The Hannibal Directive | Hamas
We investigate a secret order that allowed Israel’s army to kill Palestinian civilians to stop the capture of a soldier.
The Hannibal Directive was a top-secret military order used by the Israeli army.
First devised in 1986 by three senior army commanders, it stipulated measures to be taken when an Israeli soldier was captured during combat. Its purpose was to prevent the enemy from escaping with that soldier, even if it meant endangering the soldier’s life and the lives of civilians in the vicinity.
The order was last executed during the 2014 Gaza War – known in Israel as Operation Protective Edge. During that conflict, more than 2,000 Palestinians and 72 Israelis were killed.
On Friday August 1, 2014, at Rafah in the south of Gaza, the Israeli Army invoked the Hannibal Directive to try to stop Hamas fighters from fleeing with a captured Israeli officer.

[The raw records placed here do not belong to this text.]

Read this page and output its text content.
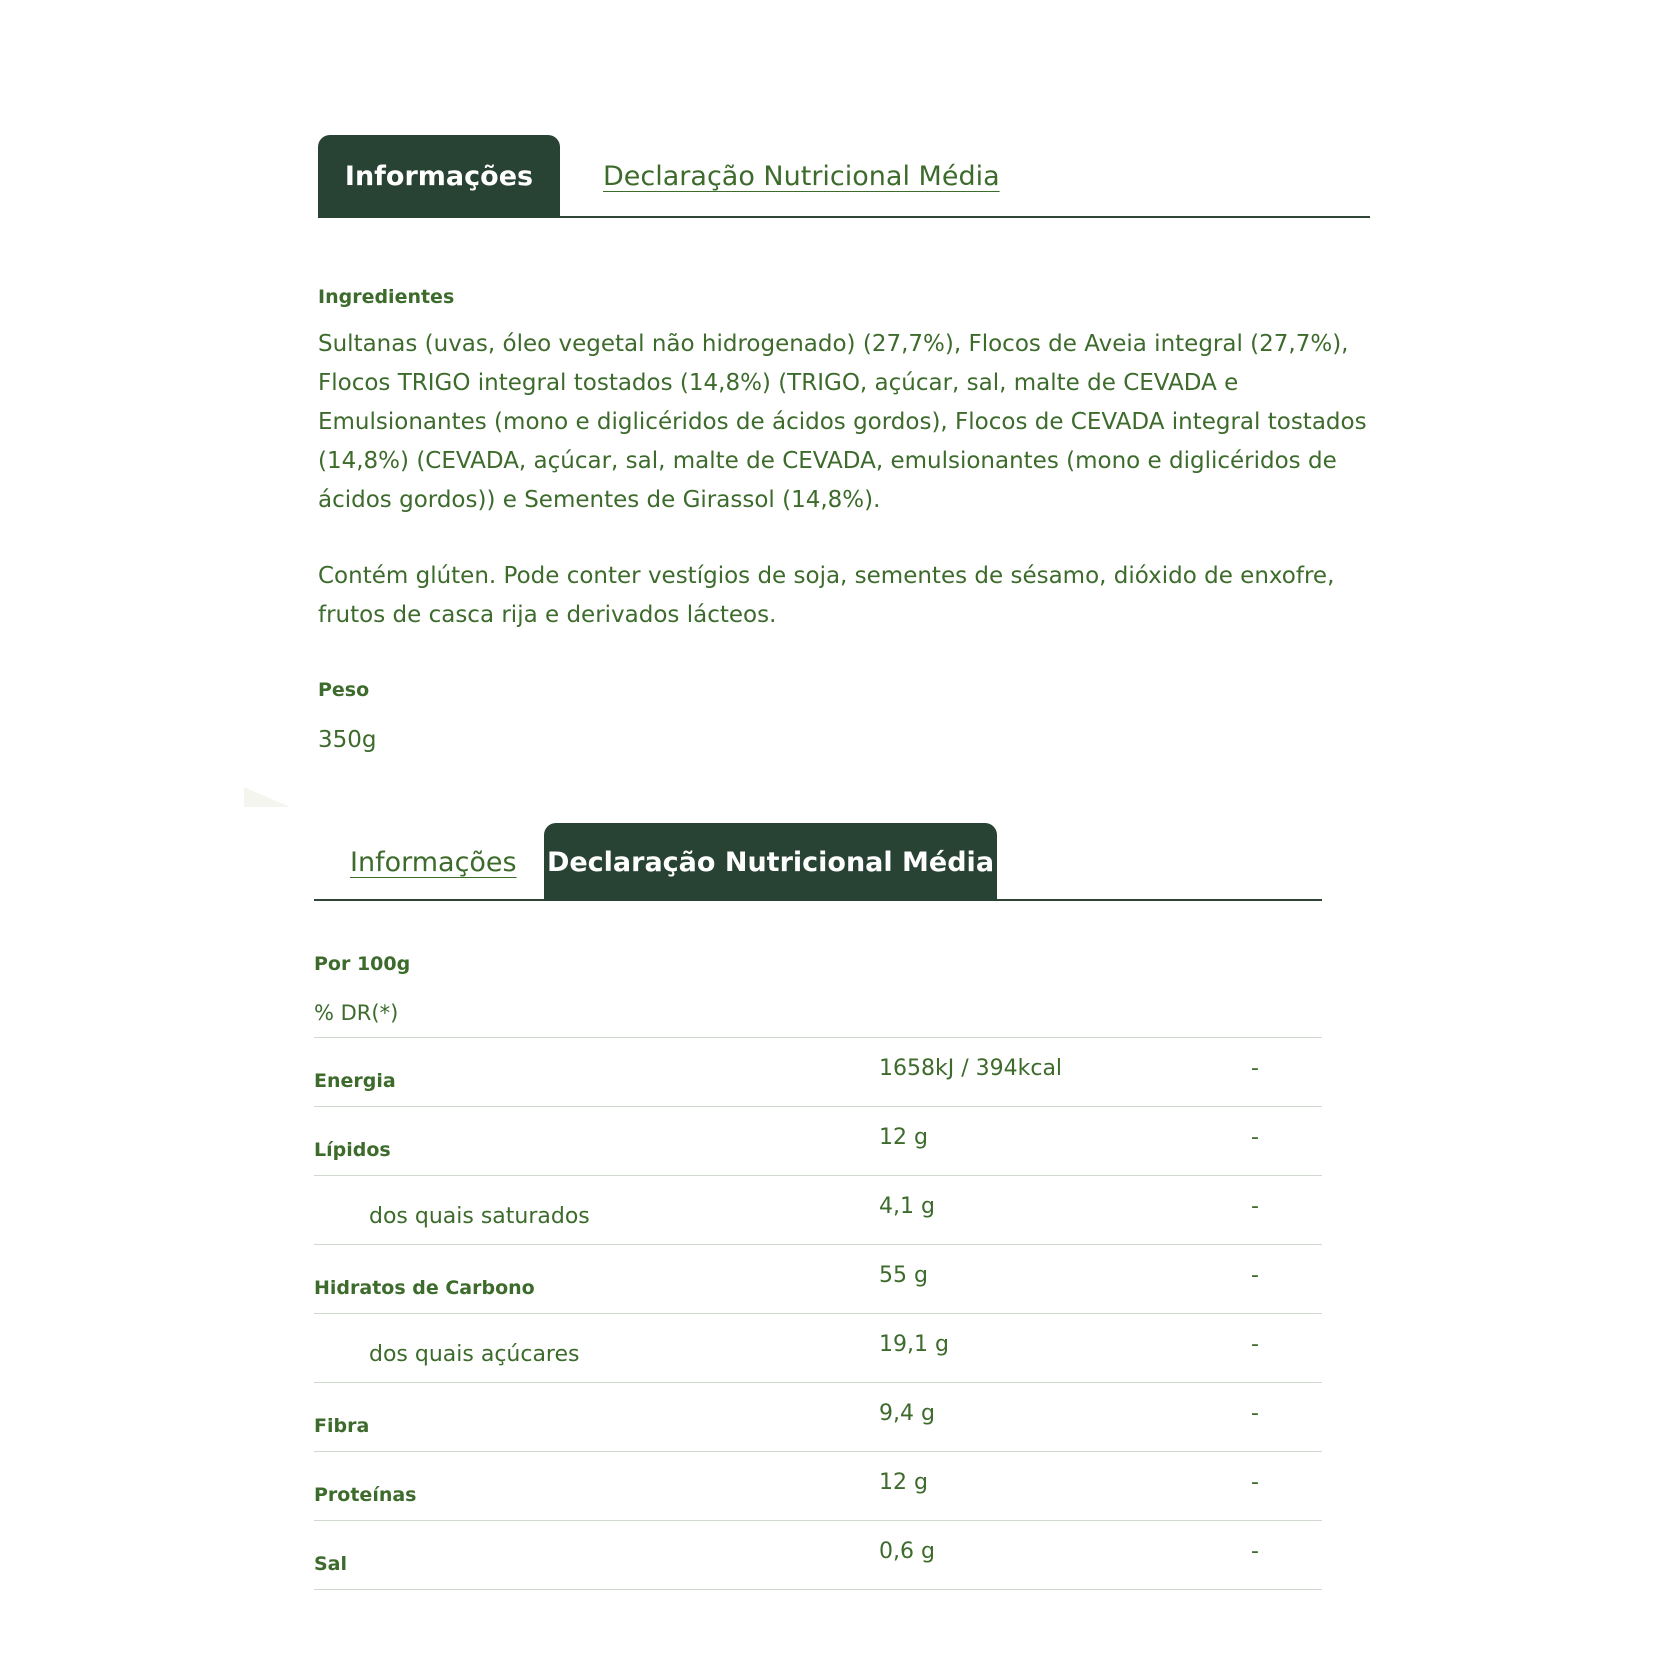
Informações	Declaração Nutricional Média
Ingredientes
Sultanas (uvas, óleo vegetal não hidrogenado) (27,7%), Flocos de Aveia integral (27,7%), Flocos TRIGO integral tostados (14,8%) (TRIGO, açúcar, sal, malte de CEVADA e Emulsionantes (mono e diglicéridos de ácidos gordos), Flocos de CEVADA integral tostados (14,8%) (CEVADA, açúcar, sal, malte de CEVADA, emulsionantes (mono e diglicéridos de ácidos gordos)) e Sementes de Girassol (14,8%).
Contém glúten. Pode conter vestígios de soja, sementes de sésamo, dióxido de enxofre, frutos de casca rija e derivados lácteos.
Peso
350g
Informações Declaração Nutricional Média
Por 100g
% DR(*)
Energia	1658kJ / 394kcal	-
Lípidos	12 g	-
dos quais saturados	4,1 g	-
Hidratos de Carbono	55 g	-
dos quais açúcares	19,1 g	-
Fibra	9,4 g	-
Proteínas	12 g	-
Sal	0,6 g	-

The unprecedented ferocity of the action that followed cost the lives of at least 135 civilians – 75 of them children. Amnesty International and other NGOs have described the events of that day, “Black Friday”, as a war crime.

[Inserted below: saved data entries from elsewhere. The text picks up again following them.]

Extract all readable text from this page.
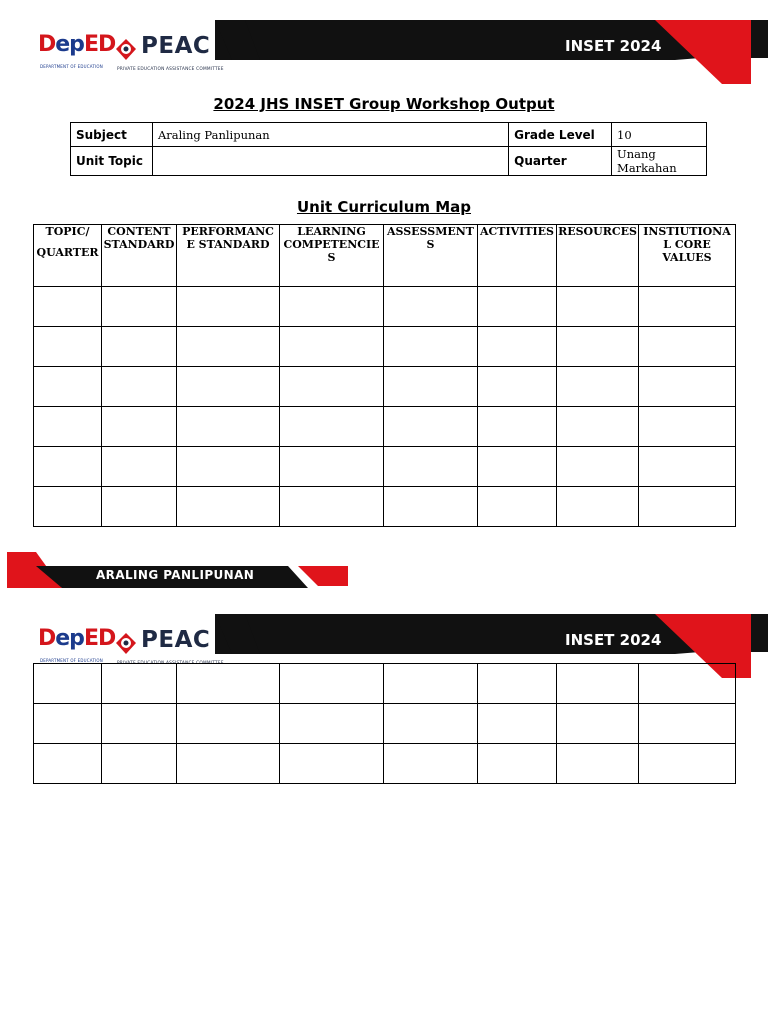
DepED
DEPARTMENT OF EDUCATION
PEAC
PRIVATE EDUCATION ASSISTANCE COMMITTEE
INSET 2024
2024 JHS INSET Group Workshop Output
Subject	Araling Panlipunan	Grade Level	10
Unit Topic		Quarter	Unang Markahan
Unit Curriculum Map
TOPIC/
QUARTER	CONTENT STANDARD	PERFORMANCE STANDARD	LEARNING COMPETENCIES	ASSESSMENT S	ACTIVITIES	RESOURCES	INSTIUTIONAL CORE VALUES

ARALING PANLIPUNAN
DepED
DEPARTMENT OF EDUCATION
PEAC
PRIVATE EDUCATION ASSISTANCE COMMITTEE
INSET 2024
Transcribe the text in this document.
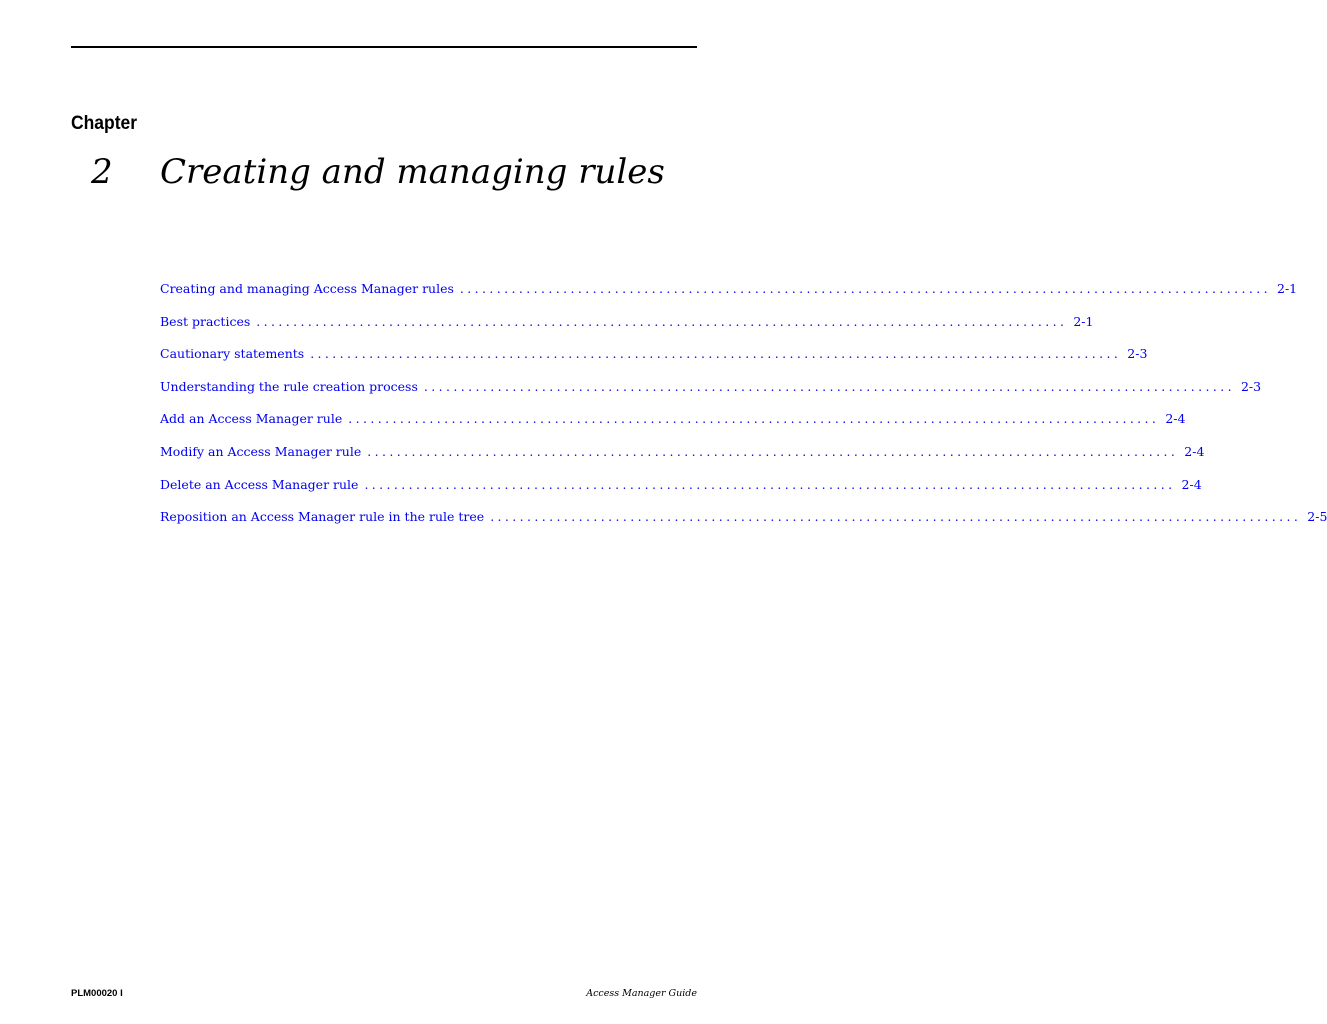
Chapter
2 Creating and managing rules
Creating and managing Access Manager rules .............................................................................................................. 2-1
Best practices .............................................................................................................. 2-1
Cautionary statements .............................................................................................................. 2-3
Understanding the rule creation process .............................................................................................................. 2-3
Add an Access Manager rule .............................................................................................................. 2-4
Modify an Access Manager rule .............................................................................................................. 2-4
Delete an Access Manager rule .............................................................................................................. 2-4
Reposition an Access Manager rule in the rule tree .............................................................................................................. 2-5
PLM00020 I	Access Manager Guide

This film, by award-winning director Benny Brunner, explores the secret history of the Hannibal Directive – tracing its origins, its most recent use and how it has been applied.

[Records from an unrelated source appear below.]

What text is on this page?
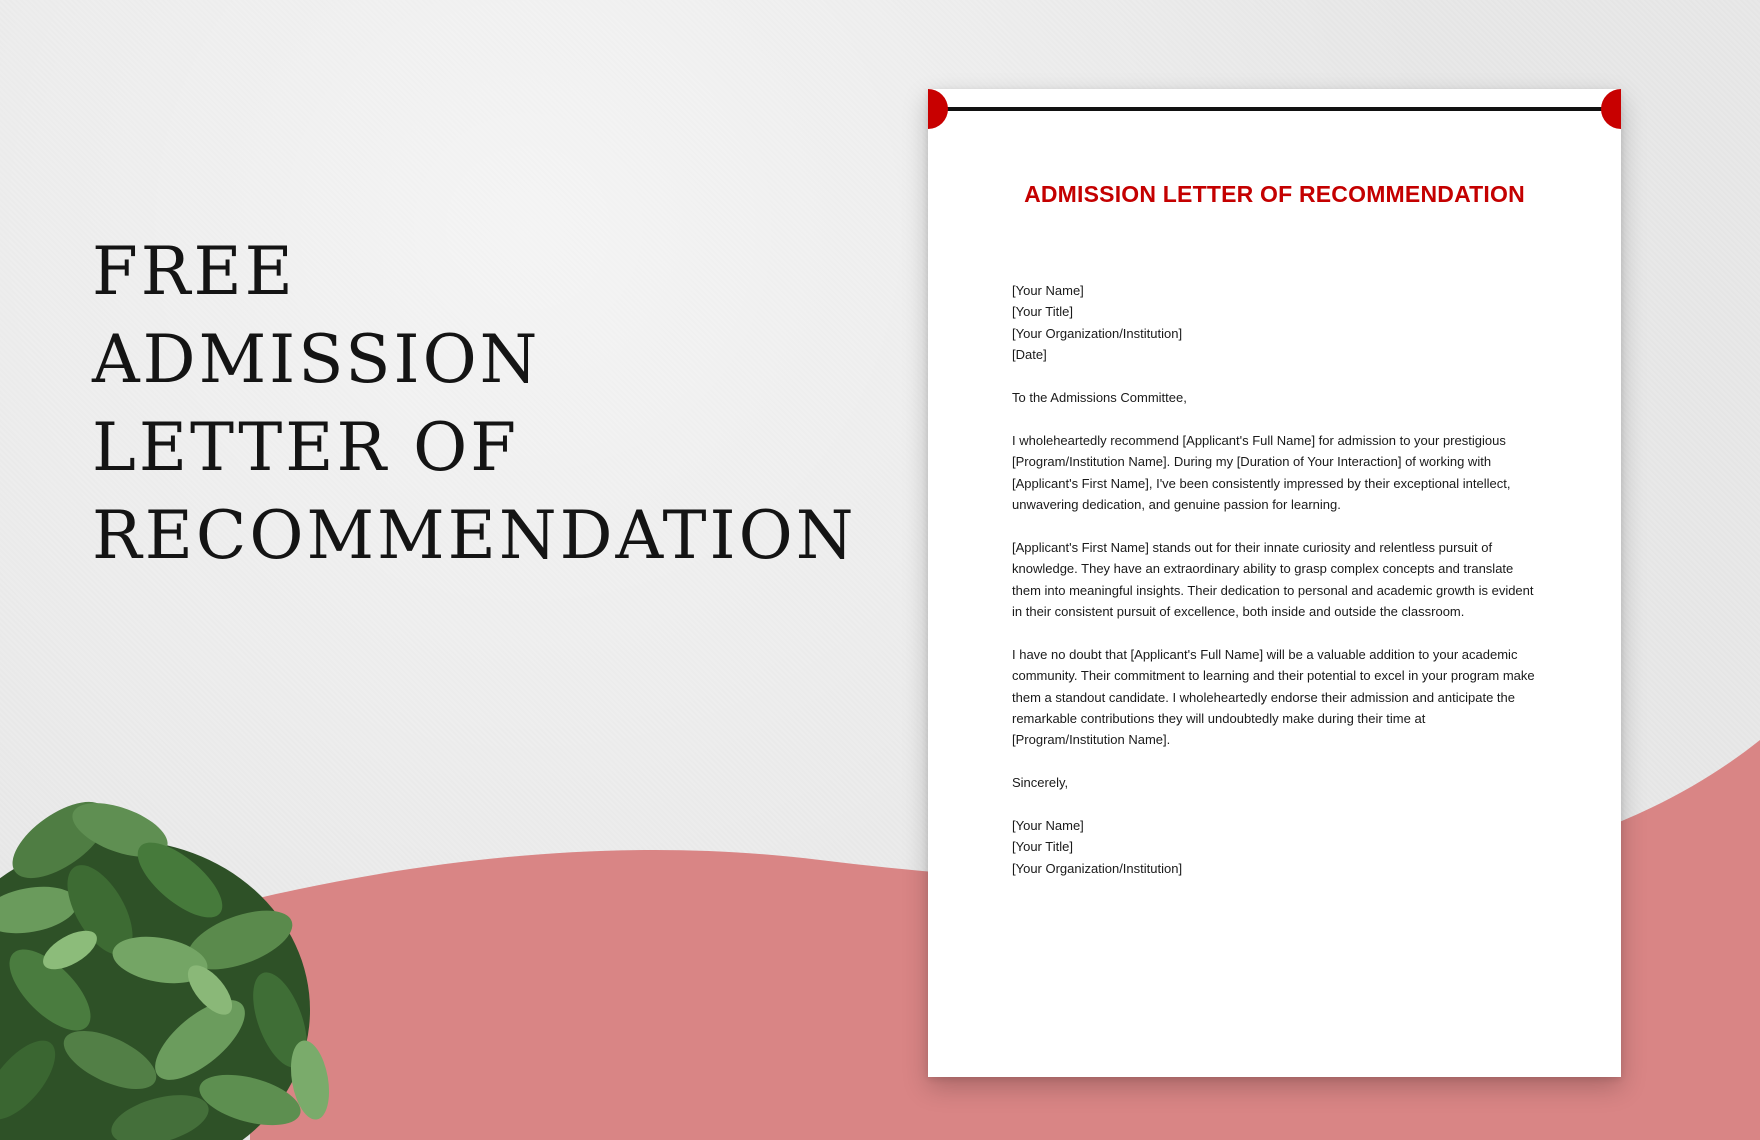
FREE
ADMISSION
LETTER OF
RECOMMENDATION
ADMISSION LETTER OF RECOMMENDATION

[Your Name]

[Your Title]

[Your Organization/Institution]

[Date]

To the Admissions Committee,

I wholeheartedly recommend [Applicant's Full Name] for admission to your prestigious

[Program/Institution Name]. During my [Duration of Your Interaction] of working with

[Applicant's First Name], I've been consistently impressed by their exceptional intellect,

unwavering dedication, and genuine passion for learning.

[Applicant's First Name] stands out for their innate curiosity and relentless pursuit of

knowledge. They have an extraordinary ability to grasp complex concepts and translate

them into meaningful insights. Their dedication to personal and academic growth is evident

in their consistent pursuit of excellence, both inside and outside the classroom.

I have no doubt that [Applicant's Full Name] will be a valuable addition to your academic

community. Their commitment to learning and their potential to excel in your program make

them a standout candidate. I wholeheartedly endorse their admission and anticipate the

remarkable contributions they will undoubtedly make during their time at

[Program/Institution Name].

Sincerely,

[Your Name]

[Your Title]

[Your Organization/Institution]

The documentary was made in 2015 amid mounting controversy about the application and morality of the doctrine – a dispute which eventually led to the order being quietly rescinded by the Israeli military in June 2016. It contains interviews with former Israeli soldiers, reservists and civilians who were at the time increasingly divided over whether such a brutal policy, which led to the deaths of so many innocent civilians, could ever be justified.